To state that you check the torque of a bolt at say 100 lbs and it needs torquing again to reach the 100 lbs and it DOES again reach the 100 lbs then stops stretching it has never reached its true elastic limit and therefore will not stretch and break.

That's just not how torquing of any bolt is designed to work. The clamping force designed by engineers is just that. They select a grade of bolt that will provide a sufficient clamping for the specific designed task of a machine. That grade has a range of torque. Once it is stretched to it's designed limits it can not nor will not again reach that max torque. That bolt is just scrap metal.

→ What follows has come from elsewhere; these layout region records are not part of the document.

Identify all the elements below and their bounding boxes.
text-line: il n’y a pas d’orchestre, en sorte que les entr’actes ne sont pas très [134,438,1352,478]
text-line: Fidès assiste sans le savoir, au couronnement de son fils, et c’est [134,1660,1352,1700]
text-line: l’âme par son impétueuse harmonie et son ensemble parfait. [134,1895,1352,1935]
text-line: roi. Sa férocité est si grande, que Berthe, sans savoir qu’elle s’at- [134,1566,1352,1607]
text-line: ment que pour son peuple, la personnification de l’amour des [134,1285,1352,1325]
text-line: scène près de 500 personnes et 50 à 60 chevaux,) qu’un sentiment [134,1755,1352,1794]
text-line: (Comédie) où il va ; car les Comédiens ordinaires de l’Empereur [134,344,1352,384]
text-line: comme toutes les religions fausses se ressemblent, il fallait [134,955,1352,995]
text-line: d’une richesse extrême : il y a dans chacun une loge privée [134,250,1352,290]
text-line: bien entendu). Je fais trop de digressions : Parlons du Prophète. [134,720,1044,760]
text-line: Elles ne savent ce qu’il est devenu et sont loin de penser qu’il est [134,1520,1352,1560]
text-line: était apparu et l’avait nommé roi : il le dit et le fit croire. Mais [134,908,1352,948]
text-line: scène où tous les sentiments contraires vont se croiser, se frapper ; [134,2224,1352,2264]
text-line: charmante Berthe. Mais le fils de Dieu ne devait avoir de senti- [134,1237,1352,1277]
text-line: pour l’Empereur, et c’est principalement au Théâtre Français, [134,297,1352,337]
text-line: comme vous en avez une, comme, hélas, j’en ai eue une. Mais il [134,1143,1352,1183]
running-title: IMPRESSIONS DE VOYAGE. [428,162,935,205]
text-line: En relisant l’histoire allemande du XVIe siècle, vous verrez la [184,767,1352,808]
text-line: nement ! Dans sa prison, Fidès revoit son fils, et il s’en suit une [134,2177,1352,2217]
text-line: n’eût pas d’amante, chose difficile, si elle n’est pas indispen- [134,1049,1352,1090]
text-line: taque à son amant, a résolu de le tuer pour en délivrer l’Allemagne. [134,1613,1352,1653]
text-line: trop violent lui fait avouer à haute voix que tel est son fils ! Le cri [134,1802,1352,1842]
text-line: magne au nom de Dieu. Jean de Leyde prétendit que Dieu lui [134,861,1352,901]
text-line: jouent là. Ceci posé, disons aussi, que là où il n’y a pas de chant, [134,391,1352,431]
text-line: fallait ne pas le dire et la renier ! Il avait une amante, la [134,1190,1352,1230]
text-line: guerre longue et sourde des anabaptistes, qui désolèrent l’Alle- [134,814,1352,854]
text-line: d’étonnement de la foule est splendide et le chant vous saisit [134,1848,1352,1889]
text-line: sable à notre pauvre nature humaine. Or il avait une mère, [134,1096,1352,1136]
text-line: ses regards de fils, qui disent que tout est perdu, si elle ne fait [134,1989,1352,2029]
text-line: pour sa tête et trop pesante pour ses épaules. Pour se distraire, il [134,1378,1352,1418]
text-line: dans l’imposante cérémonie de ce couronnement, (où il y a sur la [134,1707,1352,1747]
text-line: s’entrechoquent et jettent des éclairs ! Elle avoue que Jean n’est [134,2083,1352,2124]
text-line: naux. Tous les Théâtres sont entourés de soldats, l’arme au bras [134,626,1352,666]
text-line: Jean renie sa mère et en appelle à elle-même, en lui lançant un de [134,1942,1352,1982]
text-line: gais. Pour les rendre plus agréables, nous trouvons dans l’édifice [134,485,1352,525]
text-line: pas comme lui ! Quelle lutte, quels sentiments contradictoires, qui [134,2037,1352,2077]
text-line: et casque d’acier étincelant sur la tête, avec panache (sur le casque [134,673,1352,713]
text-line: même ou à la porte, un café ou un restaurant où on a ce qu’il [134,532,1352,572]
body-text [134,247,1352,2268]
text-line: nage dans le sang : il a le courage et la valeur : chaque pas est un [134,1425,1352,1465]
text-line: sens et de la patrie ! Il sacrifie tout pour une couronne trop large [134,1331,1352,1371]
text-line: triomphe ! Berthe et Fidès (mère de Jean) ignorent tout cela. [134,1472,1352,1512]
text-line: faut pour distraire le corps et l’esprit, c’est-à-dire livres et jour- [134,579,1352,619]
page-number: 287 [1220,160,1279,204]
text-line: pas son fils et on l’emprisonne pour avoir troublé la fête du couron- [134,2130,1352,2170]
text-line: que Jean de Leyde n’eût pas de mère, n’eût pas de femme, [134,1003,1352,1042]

On today's aluminum engines we do have TTY (torque to yield) bolts that will stretch to their elastic limit. WHY?? They will provide a very accurate clamping force. They can only be use once then replaced.

We have had three TT's and they do suggest re-torquing after a few hundred miles and I did notice some lugs did move a bit. Since the TT industry generally selects tires, and rims that just barely meet the weight limits of TT's it is my belief they are covering their butts in case something fails.

There is nothing wrong with double checking ones work by checking torque of lugs. I'll do it but I'm 99% sure my torque wrench is calibrated and in good shape. Almost never has a motor home truck chassis lug nut moved following the initial 150 ft/lbs of torque.